这身装扮或许有点防晒作用,但却也热得她汗流浃背。她瞄向自己空空如也的水桶,开始后悔为什么要夸下海口。从她提议说要比赛到现在,已经过了漫长的两个小时,她的鱼竿却一点动静也没有,别说大鱼了,连只蝌蚪都没瞧见。
偏偏她瞄到孙胥已经连连拉起了好几条大鱼,令她嫉妒得脸色发绿。那些该死的鱼为什么只吃他的饵呢?
就算她赢了又如何?奖品是将这些该死的鱼煮汤来喝吗?这一点也不能弥补她坐在这里像个木头人,还被烈日烤成人干的委屈。她只觉得又热、又饿、又渴,而且全身肌肉酸痛,偏偏孙胥看来轻松的活像在自家后院做日光浴。

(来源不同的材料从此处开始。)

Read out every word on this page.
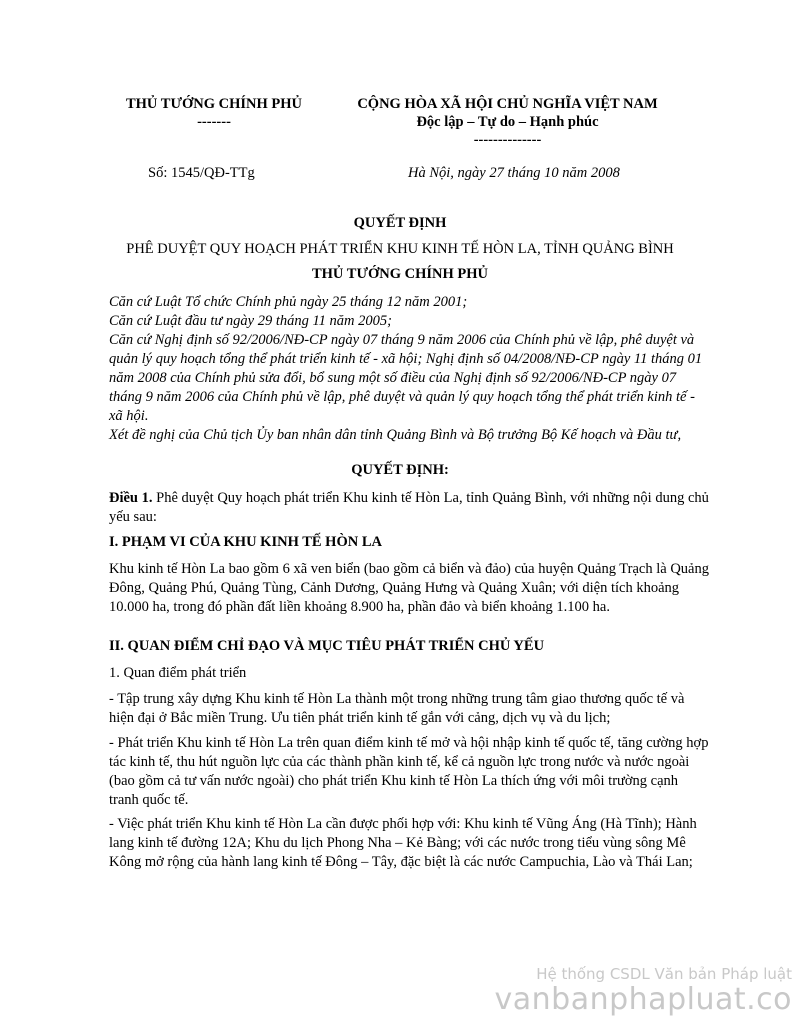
THỦ TƯỚNG CHÍNH PHỦ
-------
CỘNG HÒA XÃ HỘI CHỦ NGHĨA VIỆT NAM
Độc lập – Tự do – Hạnh phúc
--------------
Số: 1545/QĐ-TTg	Hà Nội, ngày 27 tháng 10 năm 2008
QUYẾT ĐỊNH
PHÊ DUYỆT QUY HOẠCH PHÁT TRIỂN KHU KINH TẾ HÒN LA, TỈNH QUẢNG BÌNH
THỦ TƯỚNG CHÍNH PHỦ

Căn cứ Luật Tổ chức Chính phủ ngày 25 tháng 12 năm 2001;

Căn cứ Luật đầu tư ngày 29 tháng 11 năm 2005;

Căn cứ Nghị định số 92/2006/NĐ-CP ngày 07 tháng 9 năm 2006 của Chính phủ về lập, phê duyệt và quản lý quy hoạch tổng thể phát triển kinh tế - xã hội; Nghị định số 04/2008/NĐ-CP ngày 11 tháng 01 năm 2008 của Chính phủ sửa đổi, bổ sung một số điều của Nghị định số 92/2006/NĐ-CP ngày 07 tháng 9 năm 2006 của Chính phủ về lập, phê duyệt và quản lý quy hoạch tổng thể phát triển kinh tế - xã hội.

Xét đề nghị của Chủ tịch Ủy ban nhân dân tỉnh Quảng Bình và Bộ trưởng Bộ Kế hoạch và Đầu tư,

QUYẾT ĐỊNH:

Điều 1. Phê duyệt Quy hoạch phát triển Khu kinh tế Hòn La, tỉnh Quảng Bình, với những nội dung chủ yếu sau:

I. PHẠM VI CỦA KHU KINH TẾ HÒN LA
Khu kinh tế Hòn La bao gồm 6 xã ven biển (bao gồm cả biển và đảo) của huyện Quảng Trạch là Quảng Đông, Quảng Phú, Quảng Tùng, Cảnh Dương, Quảng Hưng và Quảng Xuân; với diện tích khoảng 10.000 ha, trong đó phần đất liền khoảng 8.900 ha, phần đảo và biển khoảng 1.100 ha.
II. QUAN ĐIỂM CHỈ ĐẠO VÀ MỤC TIÊU PHÁT TRIỂN CHỦ YẾU
1. Quan điểm phát triển
- Tập trung xây dựng Khu kinh tế Hòn La thành một trong những trung tâm giao thương quốc tế và hiện đại ở Bắc miền Trung. Ưu tiên phát triển kinh tế gắn với cảng, dịch vụ và du lịch;
- Phát triển Khu kinh tế Hòn La trên quan điểm kinh tế mở và hội nhập kinh tế quốc tế, tăng cường hợp tác kinh tế, thu hút nguồn lực của các thành phần kinh tế, kể cả nguồn lực trong nước và nước ngoài (bao gồm cả tư vấn nước ngoài) cho phát triển Khu kinh tế Hòn La thích ứng với môi trường cạnh tranh quốc tế.
- Việc phát triển Khu kinh tế Hòn La cần được phối hợp với: Khu kinh tế Vũng Áng (Hà Tĩnh); Hành lang kinh tế đường 12A; Khu du lịch Phong Nha – Kẻ Bàng; với các nước trong tiểu vùng sông Mê Kông mở rộng của hành lang kinh tế Đông – Tây, đặc biệt là các nước Campuchia, Lào và Thái Lan;
Hệ thống CSDL Văn bản Pháp luật
vanbanphapluat.co
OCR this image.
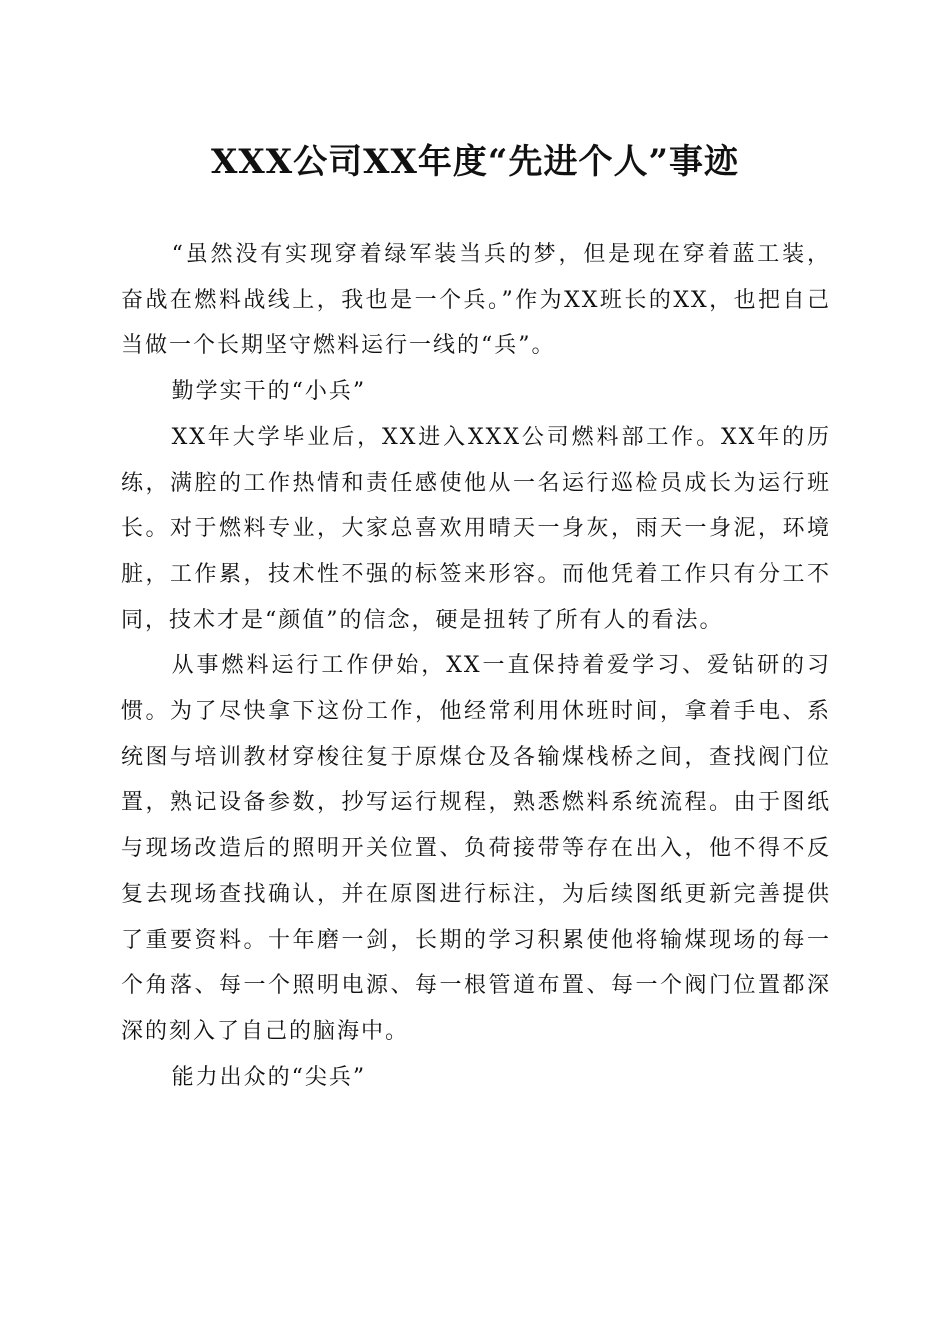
XXX公司XX年度“先进个人”事迹

“虽然没有实现穿着绿军装当兵的梦，但是现在穿着蓝工装，奋战在燃料战线上，我也是一个兵。”作为XX班长的XX，也把自己当做一个长期坚守燃料运行一线的“兵”。

勤学实干的“小兵”

XX年大学毕业后，XX进入XXX公司燃料部工作。XX年的历练，满腔的工作热情和责任感使他从一名运行巡检员成长为运行班长。对于燃料专业，大家总喜欢用晴天一身灰，雨天一身泥，环境脏，工作累，技术性不强的标签来形容。而他凭着工作只有分工不同，技术才是“颜值”的信念，硬是扭转了所有人的看法。

从事燃料运行工作伊始，XX一直保持着爱学习、爱钻研的习惯。为了尽快拿下这份工作，他经常利用休班时间，拿着手电、系统图与培训教材穿梭往复于原煤仓及各输煤栈桥之间，查找阀门位置，熟记设备参数，抄写运行规程，熟悉燃料系统流程。由于图纸与现场改造后的照明开关位置、负荷接带等存在出入，他不得不反复去现场查找确认，并在原图进行标注，为后续图纸更新完善提供了重要资料。十年磨一剑，长期的学习积累使他将输煤现场的每一个角落、每一个照明电源、每一根管道布置、每一个阀门位置都深深的刻入了自己的脑海中。

能力出众的“尖兵”
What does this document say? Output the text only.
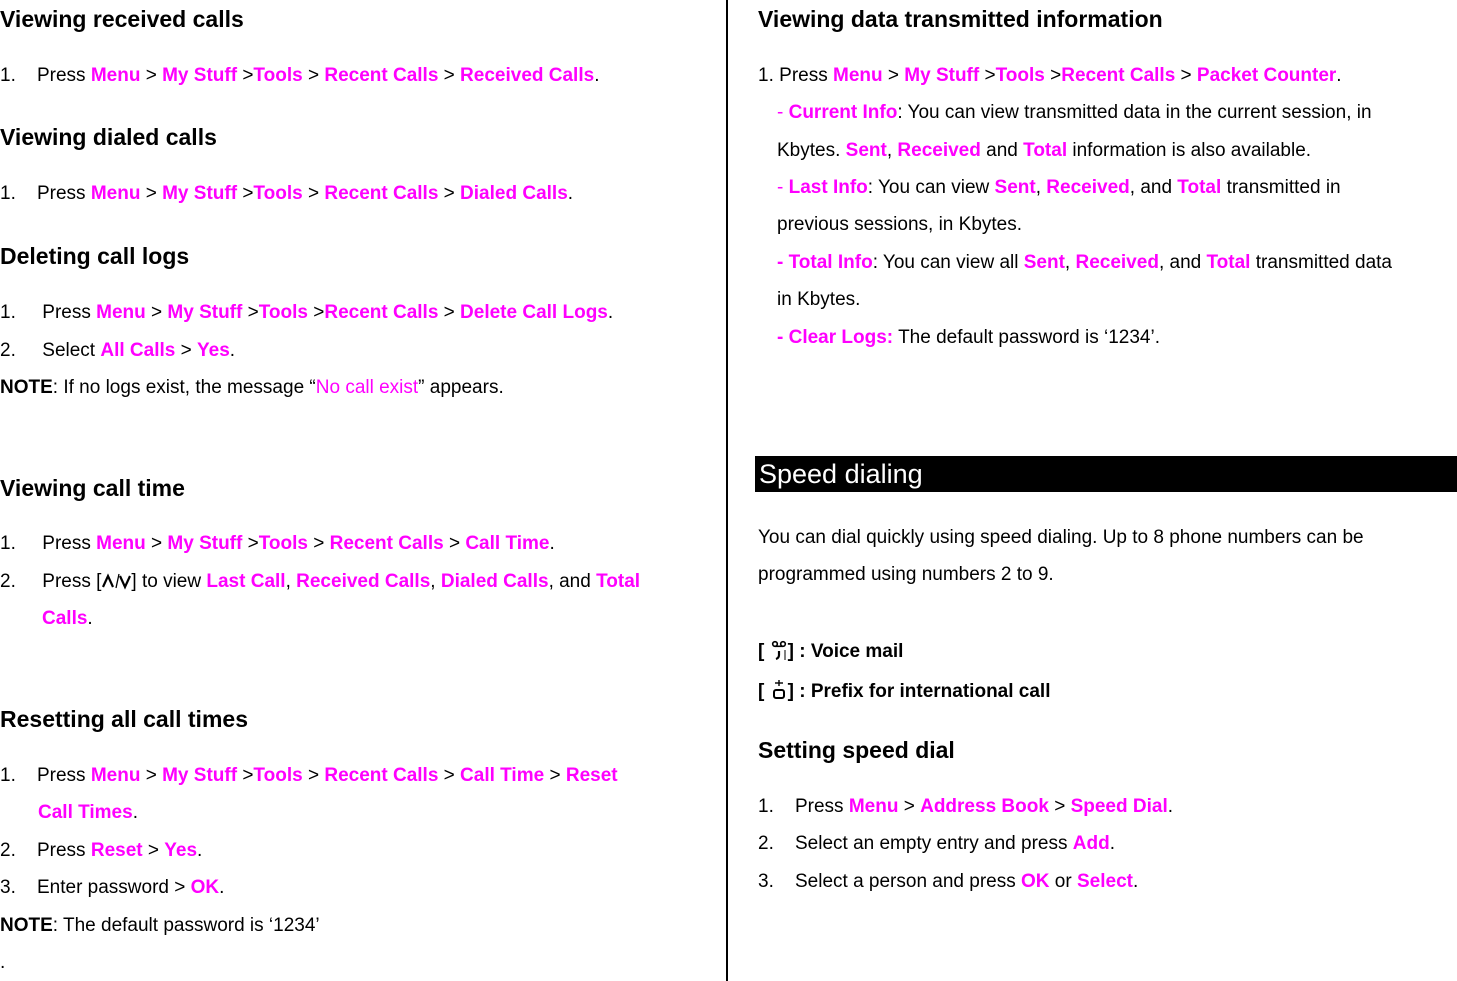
Viewing received calls
1. Press Menu > My Stuff >Tools > Recent Calls > Received Calls.
Viewing dialed calls
1. Press Menu > My Stuff >Tools > Recent Calls > Dialed Calls.
Deleting call logs
1. Press Menu > My Stuff >Tools >Recent Calls > Delete Call Logs.
2. Select All Calls > Yes.
NOTE: If no logs exist, the message “No call exist” appears.
Viewing call time
1. Press Menu > My Stuff >Tools > Recent Calls > Call Time.
2. Press [ ] to view Last Call, Received Calls, Dialed Calls, and Total
Calls.
Resetting all call times
1. Press Menu > My Stuff >Tools > Recent Calls > Call Time > Reset
Call Times.
2. Press Reset > Yes.
3. Enter password > OK.
NOTE: The default password is ‘1234’
.
Viewing data transmitted information
1. Press Menu > My Stuff >Tools >Recent Calls > Packet Counter.
- Current Info: You can view transmitted data in the current session, in
Kbytes. Sent, Received and Total information is also available.
- Last Info: You can view Sent, Received, and Total transmitted in
previous sessions, in Kbytes.
- Total Info: You can view all Sent, Received, and Total transmitted data
in Kbytes.
- Clear Logs: The default password is ‘1234’.
You can dial quickly using speed dialing. Up to 8 phone numbers can be
programmed using numbers 2 to 9.
[ ] : Voice mail
[ ] : Prefix for international call
Setting speed dial
1. Press Menu > Address Book > Speed Dial.
2. Select an empty entry and press Add.
3. Select a person and press OK or Select.
Speed dialing
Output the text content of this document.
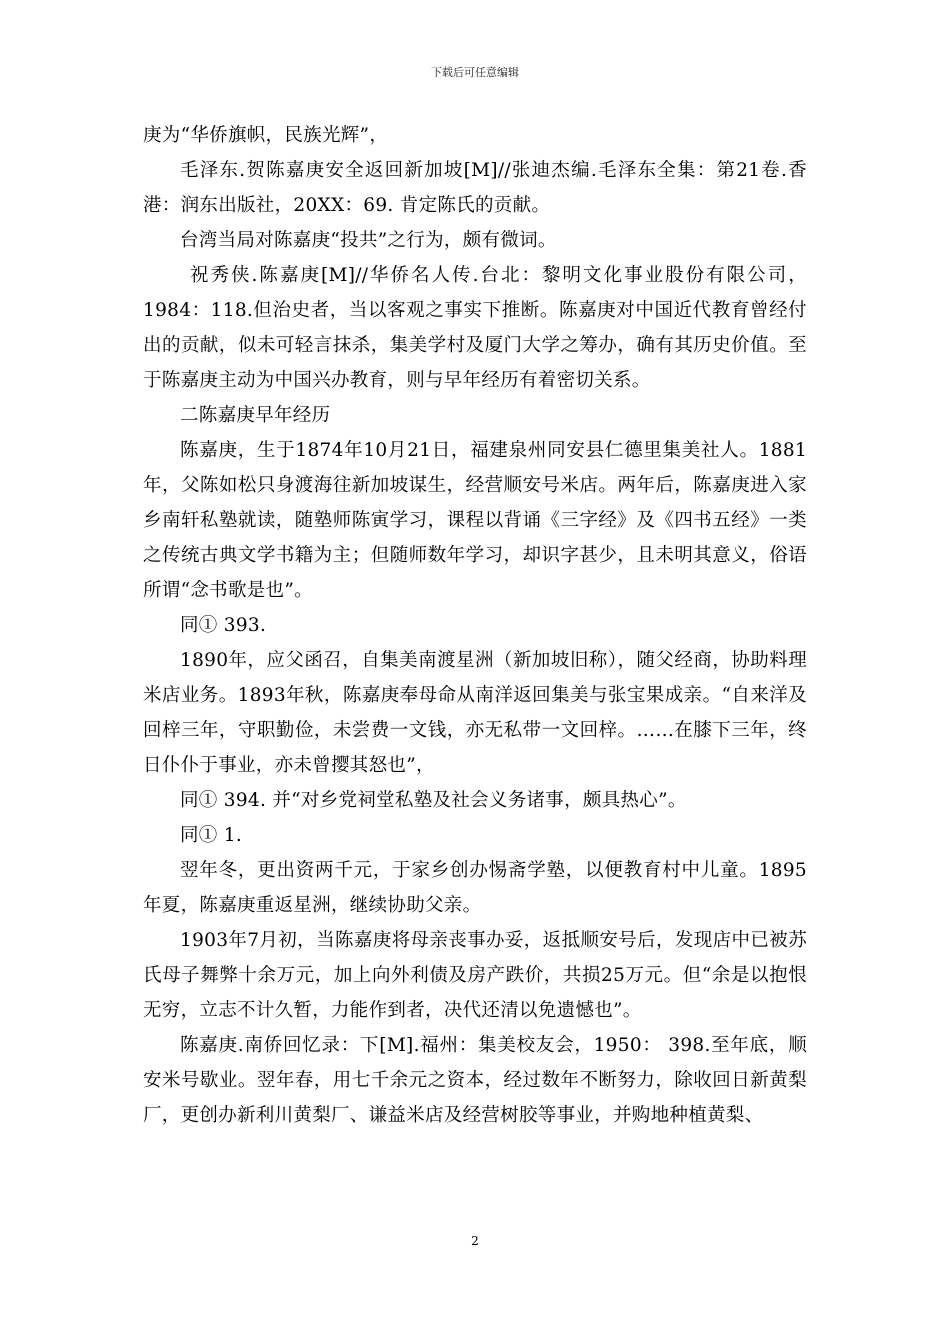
下载后可任意编辑

庚为“华侨旗帜，民族光辉”，

毛泽东.贺陈嘉庚安全返回新加坡[M]//张迪杰编.毛泽东全集：第21卷.香港：润东出版社，20XX：69. 肯定陈氏的贡献。

台湾当局对陈嘉庚“投共”之行为，颇有微词。

祝秀侠.陈嘉庚[M]//华侨名人传.台北：黎明文化事业股份有限公司，1984：118.但治史者，当以客观之事实下推断。陈嘉庚对中国近代教育曾经付出的贡献，似未可轻言抹杀，集美学村及厦门大学之筹办，确有其历史价值。至于陈嘉庚主动为中国兴办教育，则与早年经历有着密切关系。

二陈嘉庚早年经历

陈嘉庚，生于1874年10月21日，福建泉州同安县仁德里集美社人。1881年，父陈如松只身渡海往新加坡谋生，经营顺安号米店。两年后，陈嘉庚进入家乡南轩私塾就读，随塾师陈寅学习，课程以背诵《三字经》及《四书五经》一类之传统古典文学书籍为主；但随师数年学习，却识字甚少，且未明其意义，俗语所谓“念书歌是也”。

同① 393.

1890年，应父函召，自集美南渡星洲（新加坡旧称），随父经商，协助料理米店业务。1893年秋，陈嘉庚奉母命从南洋返回集美与张宝果成亲。“自来洋及回梓三年，守职勤俭，未尝费一文钱，亦无私带一文回梓。……在膝下三年，终日仆仆于事业，亦未曾撄其怒也”，

同① 394. 并“对乡党祠堂私塾及社会义务诸事，颇具热心”。

同① 1.

翌年冬，更出资两千元，于家乡创办惕斋学塾，以便教育村中儿童。1895年夏，陈嘉庚重返星洲，继续协助父亲。

1903年7月初，当陈嘉庚将母亲丧事办妥，返抵顺安号后，发现店中已被苏氏母子舞弊十余万元，加上向外利债及房产跌价，共损25万元。但“余是以抱恨无穷，立志不计久暂，力能作到者，决代还清以免遗憾也”。

陈嘉庚.南侨回忆录：下[M].福州：集美校友会，1950： 398.至年底，顺安米号歇业。翌年春，用七千余元之资本，经过数年不断努力，除收回日新黄梨厂，更创办新利川黄梨厂、谦益米店及经营树胶等事业，并购地种植黄梨、

2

路珈舞火大地站了起来,正想过去破坏他的一派悠闲,她的钓竿倏地动了。她紧急地收住脚步,握住钓竿,连大气都不敢喘。
「孙胥,救命啊!」她紧张地大叫。
孙胥拿掉盖在脸上的帽子,正好瞧见她正手忙脚乱地和湖中的大鱼缠斗着。一阵风吹走了她头上的大草帽,但她显然没空理会。他起身定到她身旁,却没有出手相助,只是双手环胸地站在一旁观看。
「你还站在那儿干什么,快过来帮我啊!」她嚷道。
「不错嘛,这条鱼起码有五台斤重。」他一面对那条鱼品头论足,一面指示道:「等等,别急着把拉牠,先慢慢放松一下……对了,就是这样。等牠挣扎累了,再一举把牠拉起来,让牠知道谁才是老大。」
如果不是在这种神经紧绷的情况下,路珈舞一定会哈哈大笑。她想不透让这尾鱼知道她是老大有什么成就感,不过眼前她的心思都放在对付这条顽强的大鱼上,根本无暇细想其它。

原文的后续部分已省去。